About
Don Slater’s work focuses on material culture and technologies in everyday life, an interest he has pursued through several empirical lenses: consumption and consumer culture; photography and visual culture; new media technologies and digital culture (particularly in the global south and development contexts).
For the past 15 years he has focused this interest on a new dimension of material culture and technology: light and lighting as core infrastructures of urban life.
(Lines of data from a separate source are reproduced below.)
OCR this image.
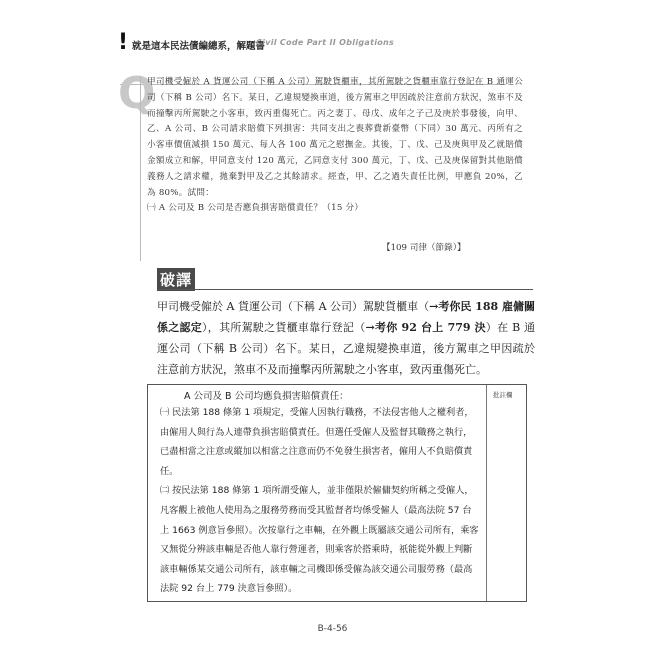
! 就是這本民法債編總系，解題書
Civil Code Part II Obligations
Q

甲司機受僱於 A 貨運公司（下稱 A 公司）駕駛貨櫃車，其所駕駛之貨櫃車靠行登記在 B 通運公司（下稱 B 公司）名下。某日，乙違規變換車道，後方駕車之甲因疏於注意前方狀況，煞車不及而撞擊丙所駕駛之小客車，致丙重傷死亡。丙之妻丁、母戊、成年之子己及庚於事發後，向甲、乙、A 公司、B 公司請求賠償下列損害：共同支出之喪葬費新臺幣（下同）30 萬元、丙所有之小客車價值減損 150 萬元、每人各 100 萬元之慰撫金。其後，丁、戊、己及庚與甲及乙就賠償金額成立和解，甲同意支付 120 萬元，乙同意支付 300 萬元，丁、戊、己及庚保留對其他賠償義務人之請求權，拋棄對甲及乙之其餘請求。經查，甲、乙之過失責任比例，甲應負 20%，乙為 80%。試問：

㈠ A 公司及 B 公司是否應負損害賠償責任？（15 分）

【109 司律（節錄）】
破譯
甲司機受僱於 A 貨運公司（下稱 A 公司）駕駛貨櫃車（→考你民 188 雇傭關係之認定），其所駕駛之貨櫃車靠行登記（→考你 92 台上 779 決）在 B 通運公司（下稱 B 公司）名下。某日，乙違規變換車道，後方駕車之甲因疏於注意前方狀況，煞車不及而撞擊丙所駕駛之小客車，致丙重傷死亡。
A 公司及 B 公司均應負損害賠償責任：

㈠ 民法第 188 條第 1 項規定，受僱人因執行職務，不法侵害他人之權利者，由僱用人與行為人連帶負損害賠償責任。但選任受僱人及監督其職務之執行，已盡相當之注意或縱加以相當之注意而仍不免發生損害者，僱用人不負賠償責任。

㈡ 按民法第 188 條第 1 項所謂受僱人，並非僅限於僱傭契約所稱之受僱人，凡客觀上被他人使用為之服務勞務而受其監督者均係受僱人（最高法院 57 台上 1663 例意旨參照）。次按靠行之車輛，在外觀上既屬該交通公司所有，乘客又無從分辨該車輛是否他人靠行營運者，則乘客於搭乘時，祇能從外觀上判斷該車輛係某交通公司所有，該車輛之司機即係受僱為該交通公司服勞務（最高法院 92 台上 779 決意旨參照）。

批註欄
B-4-56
He is founder and co-director of the Configuring Light research group with Joanne Entwistle (Kings College London) and Elettra Bordonaro (LSE/LightFollowsBehaviour design group) (www.configuringlight.org).
Research
Don's current research programme, Configuring Light/Staging the Social (co-directed with Dr Joanne Entwistle, King’s College London and Dr Elettra Bordonaro, LSE/LightFollowsBehaviour) explores the ways in which light, as a material, is configured into urban and public realm infrastructures, spaces and practices, and has a core concern with the ways in which sociologists and designers can collaborate in configuring material culture. Details of this programme can be found at www.configuringlight.org. Configuring Light has developed many projects since being formed in 2013, including a three year ESRC seminar series; a programme of seven iGuzzini Social Lightscapes workshops with lighting professionals to explore site-based dialogues between social research and design; and research projects in Colombia, Paris, London and Derby. Major recent projects include: four-year Horizon 2020 study of the impact of lighting on the health and well-being of elderly people focused on social, spatial and design research in Amsterdam, Bologna and Tartu; an assessment of lighting and gender safety in the Olympic Park; a lighting workshop for Asian-based lighting professionals in Bangkon.
The 15 years before this were dominated by new media research, culminating in New Media, Development and Globalization: Making Connections in the Global South (Polity: 2013). Previous work has included The Internet: An Ethnographic Approach, with Prof Daniel Miller (Berg: 2000); a study of on-line pornography traders; an ethnography of community radio and internet in rural Sri Lanka (with Peter Lewis, LSE, and Jo Tacchi, QUT, under the auspices of UNESCO and DfID); a UNESCO programme of ethnographic action research with nine ICT projects in South Asia; and a two-year DfID-funded programme of comparative ethnographies of new media in India, Ghana, South Africa and Jamaica (with Daniel Miller, Jo Tacchi and Andrew Skuse).
Research on the sociology of economic life includes Consumer Culture and Modernity (Polity: 1997); Market Society: Markets and Modern Social Thought, with Dr Fran Tonkiss (Polity: 2001); and The Technological Economy, with Dr Andrew Barry (Routledge 2005).
Don is part of the Knowledge, Culture and Technology research cluster.